In keiner anderen Stadt gab es im letzten Drittel des 19. Jahrhunderts so viele Firmen, die Kinderwagen bauten, wie in Zeitz. Zu DDR-Zeiten arbeiteten über 2.000 Mitarbeiter in der größten Kinder- und Puppenwagenfabrik Europas. Übrig geblieben sind Erinnerungen, eine riesige Fabrikruine und das Deutsche Kinderwagenmuseum im Schloss Moritzburg.

Von Sibylle Kölmel | 06.04.2015
    Die Leiterin des "Deutschen Kinderwagen Museums", Kristin Otto, steht im Schloss in Zeitz (Sachsen-Anhalt) neben einer Gruppe Zeitzer Kinderwagen aus der Zeit um 1900.
    Das Deutsche Kinderwagenmuseum in Zeitz. Kristin Otto ist die Museumsleiterin. (picture alliance / dpa / Hendrik Schmidt)
    An diesem frühen Nachmittag fällt auf Zeitz ein kräftiger Regen - und es ist ziemlich kalt. Hans-Joachim Strauch und Gisela Sommer haben das Auto daher direkt vor dem ehemaligen Kinderwagen-Fabrikgebäude geparkt - einem großen, roten Jugendstilbau mit prachtvoller Fassade - hinter der es, seit der Wende, beträchtlich bröckelt. Die beiden älteren Zeitzer müssen sich erst mal einen Weg bahnen, durch dichtes Gestrüpp und an großen und kleinen Schutthaufen und eingeschlagenen Fensterscheiben vorbei:
    Er: "Hier sind viele Gebäude weggerissen worden - das sehen sie ja hier das waren alles noch Bereiche wo Leute gearbeitet haben. Hier war der Haupteingang - mit Pförtner mit allem drum und dran. Überdacht. Nach der Wende wurde das alles weg entsorgt. Sie: "Ne Brücke ging doch hier lang nich? Von dem Gebäude". Er "Aber du kommst hier nicht durch". Sie: "Oh Gott. Warte mal, ich muss mal gucken, halt mich mal fest" - Er: "Ja, komm her. So. Man sieht wir haben viele Besucher hier. Vandalismus - es ist schade drum. Das Gebäude steht ja auch unter Denkmalschutz."

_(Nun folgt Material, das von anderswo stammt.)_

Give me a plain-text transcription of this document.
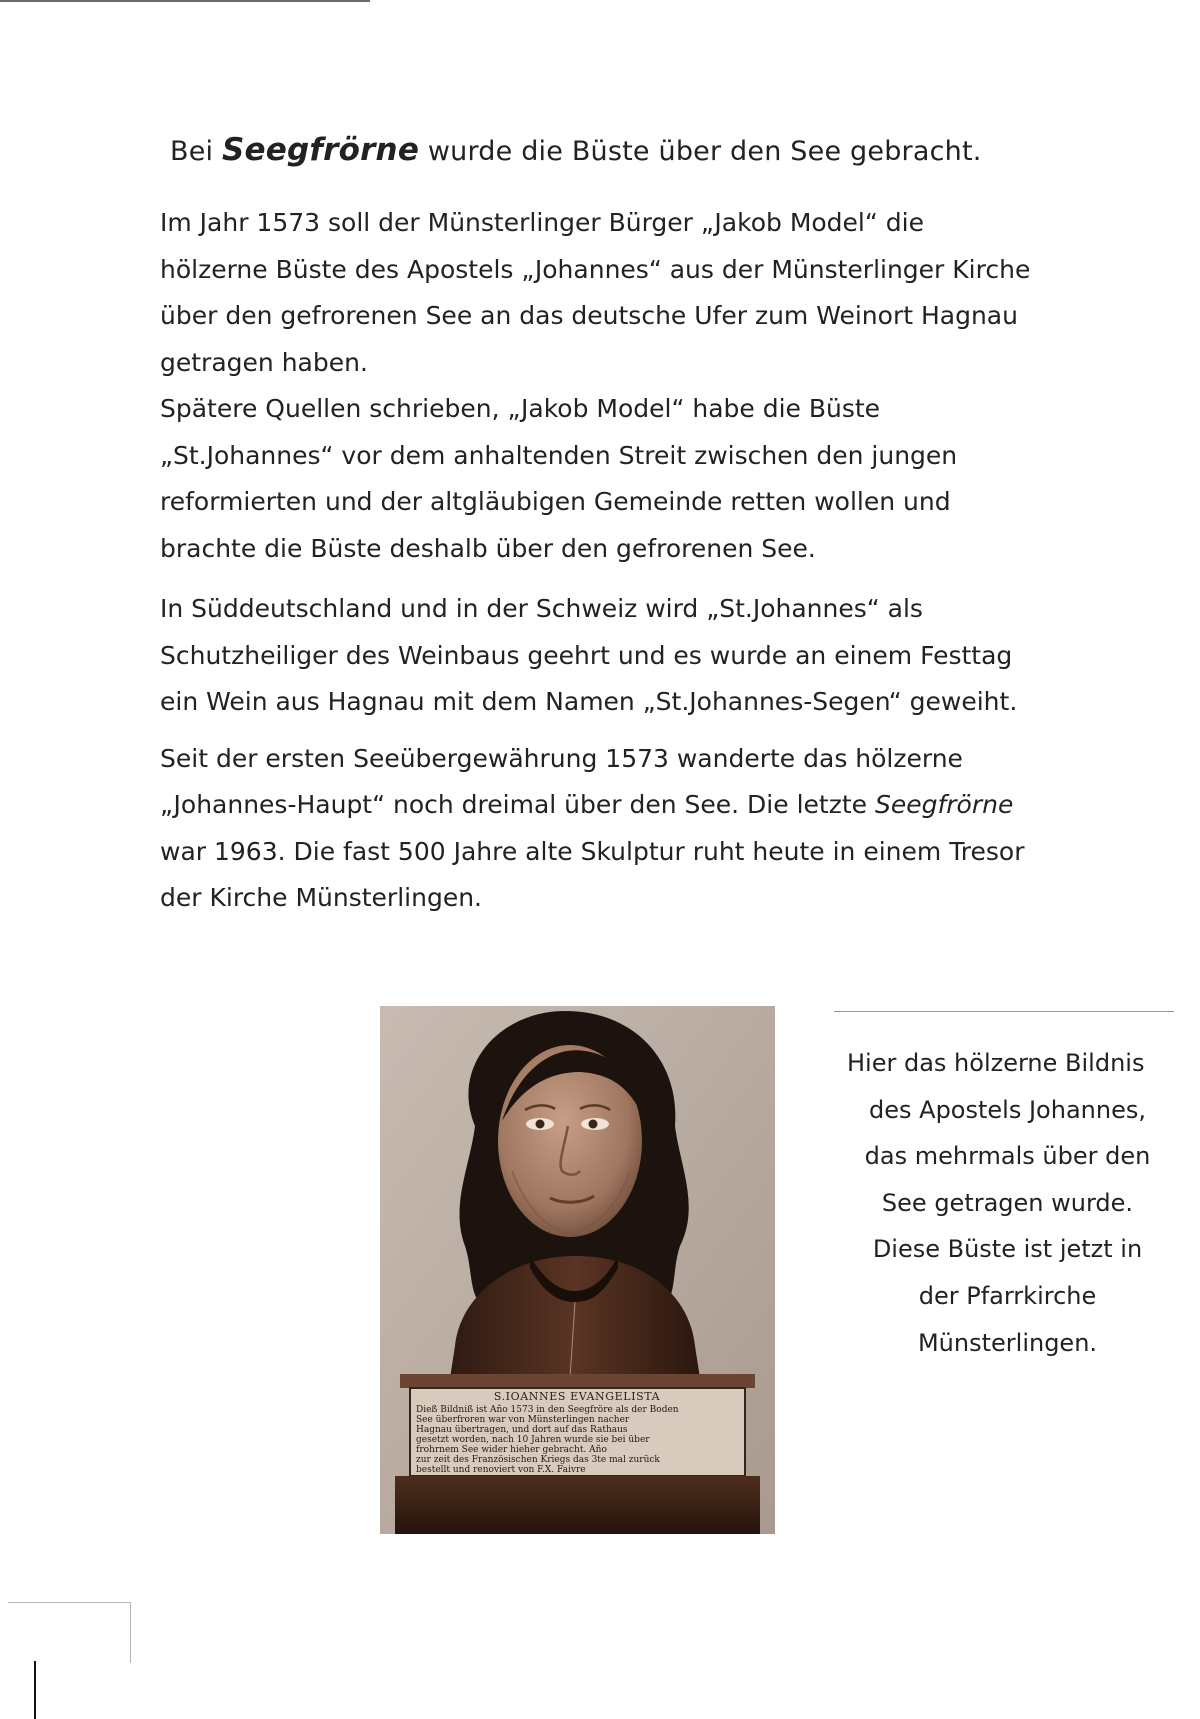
Bei Seegfrörne wurde die Büste über den See gebracht.

Im Jahr 1573 soll der Münsterlinger Bürger „Jakob Model“ die

hölzerne Büste des Apostels „Johannes“ aus der Münsterlinger Kirche

über den gefrorenen See an das deutsche Ufer zum Weinort Hagnau

getragen haben.

Spätere Quellen schrieben, „Jakob Model“ habe die Büste

„St.Johannes“ vor dem anhaltenden Streit zwischen den jungen

reformierten und der altgläubigen Gemeinde retten wollen und

brachte die Büste deshalb über den gefrorenen See.

In Süddeutschland und in der Schweiz wird „St.Johannes“ als

Schutzheiliger des Weinbaus geehrt und es wurde an einem Festtag

ein Wein aus Hagnau mit dem Namen „St.Johannes-Segen“ geweiht.

Seit der ersten Seeübergewährung 1573 wanderte das hölzerne

„Johannes-Haupt“ noch dreimal über den See. Die letzte Seegfrörne

war 1963. Die fast 500 Jahre alte Skulptur ruht heute in einem Tresor

der Kirche Münsterlingen.

S.IOANNES EVANGELISTA
Dieß Bildniß ist Año 1573 in den Seegfröre als der Boden
See überfroren war von Münsterlingen nacher
Hagnau übertragen, und dort auf das Rathaus
gesetzt worden, nach 10 Jahren wurde sie bei über
frohrnem See wider hieher gebracht. Año
zur zeit des Französischen Kriegs das 3te mal zurück
bestellt und renoviert von F.X. Faivre

Hier das hölzerne Bildnis

des Apostels Johannes,

das mehrmals über den

See getragen wurde.

Diese Büste ist jetzt in

der Pfarrkirche

Münsterlingen.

    Hans Joachim Strauch und Gisela Sommer haben zu DDR-Zeiten beide bei ZEKIWA gearbeitet - ein ganzes Berufsleben lang. Er war Lehrobermeister - und sie "Sachbearbeiterin für Arbeitskräfte-Lenkung". Jetzt stehen sie zwischen den maroden, hohen Gebäuden und Hallen auf einem riesigen Platz - und blicken nach oben. Für Gisela Sommer ist es der erste Besuch hier seit 25 Jahren:
    Die DDR brauchte immer mehr Kinderwagen
    Sie: "Hier habe ich gesessen. Ich bin 1990 in die Rente gegangen, am 3. Oktober war mein letzter Arbeitstag." Er: "Das war der Verwaltungstrakt, komplett alles, und hier war unten die Schmiede, also wir haben zur Schmiede gesagt Metallbau wo man zuschneidet, wo man biegt - alles wurde hier unten gemacht - und hier oben waren dann schon die Produktionsräume. Hier sind Gebäude weggerissen - das waren hier die Zwischenlager - hier hatten wir Zwischenlager für die Produktion. Also das immer zugeführt werden konnte. Sie: "Ganz oben war die Näherei, dann kam die Endmontage und noch mal ne Endmontage - und hier war eben die von der Metallverarbeitung, die Abteilung."
    Kacheln, Elektroleitungen, Heizungsrohre - alles leer geplündert - Graffitis an den Wänden, und durch die Dächer regnet es rein. Heute ist schwer vorstellbar, dass man hier über ein Jahrhundert höchst erfolgreich Kinder- Sport-, Zwillings- und Puppenwagen herstellte, dass ganze Zeitzer Familien über Generationen in diesem Bereich tätig waren. Denn bereits ab 1850 baute der Zeitzer Stellmachermeister Ernst Albert Naether Kinderwagen. Später übernahmen seine Söhne, ließen 1908 die großen Naetherschen Fabrikanlagen errichten - und verkauften die Wagen in unterschiedlichen Modellen und Ausführungen schon damals in viele Länder, als eine der erfolgreichsten und größten Produzenten Europas. Nach dem Zweiten Weltkrieg wurde die Firma enteignet - und ging in der DDR, mit anderen Fabriken, die ebenfalls Kinderwagen produzierten, in den VEB ZEKIWA - den volkseigenen Betrieb "ZEitzer Kinderwagen Industrie" ein. Die Anfangsjahre bei ZEKIWA gestalteten sich zäh - es fehlte an Material und Werkzeug, die Arbeitsbedingungen waren schwierig - und oft gesundheitsschädlich. Dann zogen die Planvorgaben aus Berlin an.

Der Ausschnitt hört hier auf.